Со многими его сужденіями въ данной области трудно согласиться. Но, мотивируя ихъ, онъ все же мастерски характеризуетъ Францію, какъ страну живого прошлаго. Ея настоящее рисуется ему именно продолженіемъ прошлаго. Впрочемъ, говоритъ онъ, Франція не знаетъ, въ сущности, и прошлаго: она знаетъ лишь непрерывность, la durée.

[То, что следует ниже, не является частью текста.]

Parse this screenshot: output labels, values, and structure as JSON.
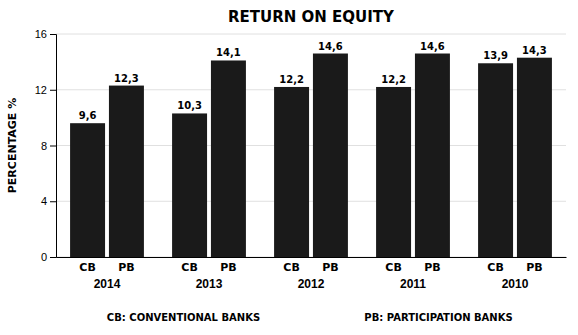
{
  "chart_data": {
    "type": "bar",
    "title": "RETURN ON EQUITY",
    "ylabel": "PERCENTAGE %",
    "categories": [
      "2014",
      "2013",
      "2012",
      "2011",
      "2010"
    ],
    "series": [
      {
        "name": "CB",
        "color": "#1a1a1a",
        "values": [
          9.6,
          10.3,
          12.2,
          12.2,
          13.9
        ],
        "value_labels": [
          "9,6",
          "10,3",
          "12,2",
          "12,2",
          "13,9"
        ]
      },
      {
        "name": "PB",
        "color": "#1a1a1a",
        "values": [
          12.3,
          14.1,
          14.6,
          14.6,
          14.3
        ],
        "value_labels": [
          "12,3",
          "14,1",
          "14,6",
          "14,6",
          "14,3"
        ]
      }
    ],
    "annotations": [
      "CB: CONVENTIONAL BANKS",
      "PB: PARTICIPATION BANKS"
    ],
    "ylim": [
      0,
      16
    ],
    "yticks": [
      0,
      4,
      8,
      12,
      16
    ],
    "grid": true,
    "data_labels": true
  }
}
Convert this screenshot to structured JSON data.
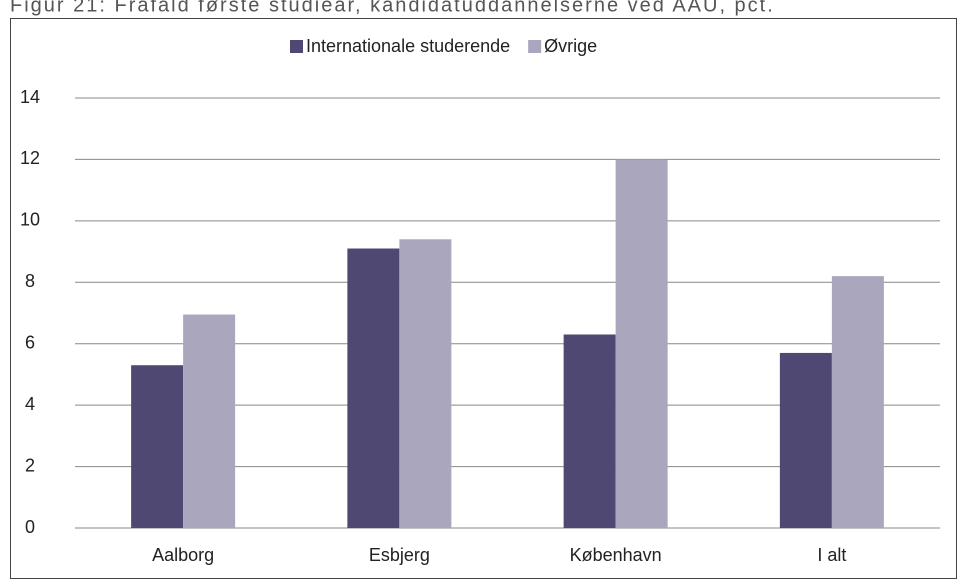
{
  "chart_data": {
    "type": "bar",
    "title": "Figur 21: Frafald første studieår, kandidatuddannelserne ved AAU, pct.",
    "categories": [
      "Aalborg",
      "Esbjerg",
      "København",
      "I alt"
    ],
    "series": [
      {
        "name": "Internationale studerende",
        "color": "#4e4872",
        "values": [
          5.3,
          9.1,
          6.3,
          5.7
        ]
      },
      {
        "name": "Øvrige",
        "color": "#a9a6be",
        "values": [
          6.95,
          9.4,
          12.0,
          8.2
        ]
      }
    ],
    "ylim": [
      0,
      14
    ],
    "yticks": [
      0,
      2,
      4,
      6,
      8,
      10,
      12,
      14
    ],
    "grid": true,
    "legend": "top"
  }
}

«Новыя времена? Какъ могутъ они наступить — когда Франція не знаетъ даже, что такое старыя времена! Она знаетъ лишь преемственность и устойчивость установленнаго»…

***

Интересны и сужденія автора о политической жизни Франціи, объ особененостяхъ ея соціальной и экономической психологіи, о Парижѣ и французской провинціи, о французскихъ концепціяхъ «свободы» и «природы», объ особомъ отношеніи французовъ къ труду, о французскомъ «вкусѣ», объ языкѣ и литературѣ Франціи, о франко-германскихъ отношеніяхъ; наконецъ, о весьма сложномъ комплексѣ чувствъ, идей и представленій, объединяемомъ во Франціи специфическою категоріей «безопасности» (sécurité). Многія изъ этихъ сужденій Зибурга очень оригинальны, весьма продуманы и ярко мотивированы… Я отмѣтилъ здѣсь лишь очень небольшую часть затронутыхъ имъ вопросовъ… Скажу въ заключеніе, что его книга, являющаяся, несомнѣнно, крупнымъ вкладомъ въ литературу «познанія Франціи», сама, вѣроятно, вызоветъ цѣлую новую литературу…

[1] Ошибка въ существѣ дѣла (лат.).

Александръ Салтыковъ.
Возрожденіе, № 2083, 14 февраля 1931.